Sunday, September 30, 2012

Should churches marry members of the public?

Recently I heard an interview on Radio New Zealand National in which lawyer Grant Ilingworth discussed some of the legal implications of the Marriage Equality bill currently before parliament.  His view is that, as churches marry members of the general public, they wouldn't be able to refuse to marry a couple on the grounds that they were of the same sex.  Institutions that offer services to the public are covered by the Bill of Rights (IIRC), which states that such institutions can't discriminate on the grounds of sexual orientation.

His view doesn't appear to be uncontested, but regardless, it led me to what I suspect is an important question.  Should churches be marrying members of the public (as opposed to only marrying people within our own church communities)?

The disquiet in the Christian community at the prospect of same-sex marriages seems to hinge on the idea that such marriages are unbiblical.  However, is it only same-sex marriages that fail this test?

An opinion piece in a recent edition of The Baptist included this sentence:
Ephesians 5:22-33 provides us with the Apostle Paul’s pattern for how this male/female marriage is to function as an outworking of a man and woman’s mutual confession of their sin and faith in Christ, which forms the glue to their convental commitment with one another in marriage.
When I got married I was conscious of making a covenantal commitment in the presence of God and my community.  However, many of my married non-Christian friends don't even believe that God exists.  They certainly haven't made a "confession of their sin and faith in Christ" at any point, nor were they calling on God to bear witness at the time of their marriage.  It seems to me that their marriages aren't any more Biblical than a same-sex marriage.

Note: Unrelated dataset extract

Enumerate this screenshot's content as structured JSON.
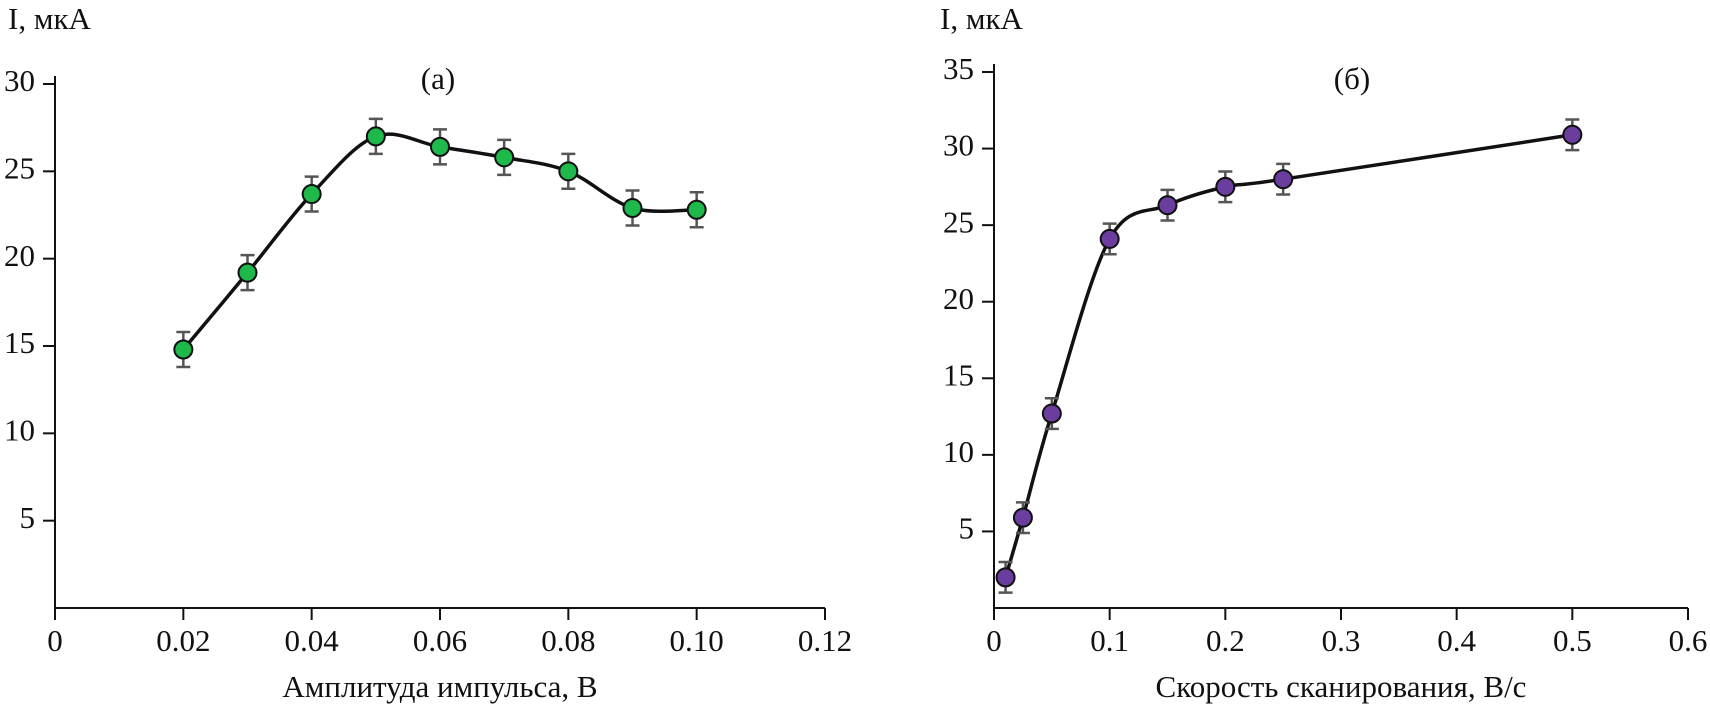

Hence my question: should the Church solemnise such marriages?  Especially if we are unwilling to solemnise other marriages on the grounds that they are unbiblical.

Such a policy would mean that all marriages conducted by churches would have to meet whatever conditions the Church (or church) thought necessary in order for the marriage to be genuinely Biblical.  It is highly unlikely that such a policy would prevent clergy from ever being asked to marry same-sex couples, but it would mean that they would be able to respond to such a request by discussing its Biblical merits.  Potentially even by asking the couple why they felt that it was appropriate for them, as Christians, to contract such a marriage.

Were we to refuse to marry any couples from outside of the Christian community, that would presumably also have the handy extra consequence of preventing us from falling foul of the sexual orientation discrimination provisions in the Bill of Rights as we would no longer be an institution offering a service to the public.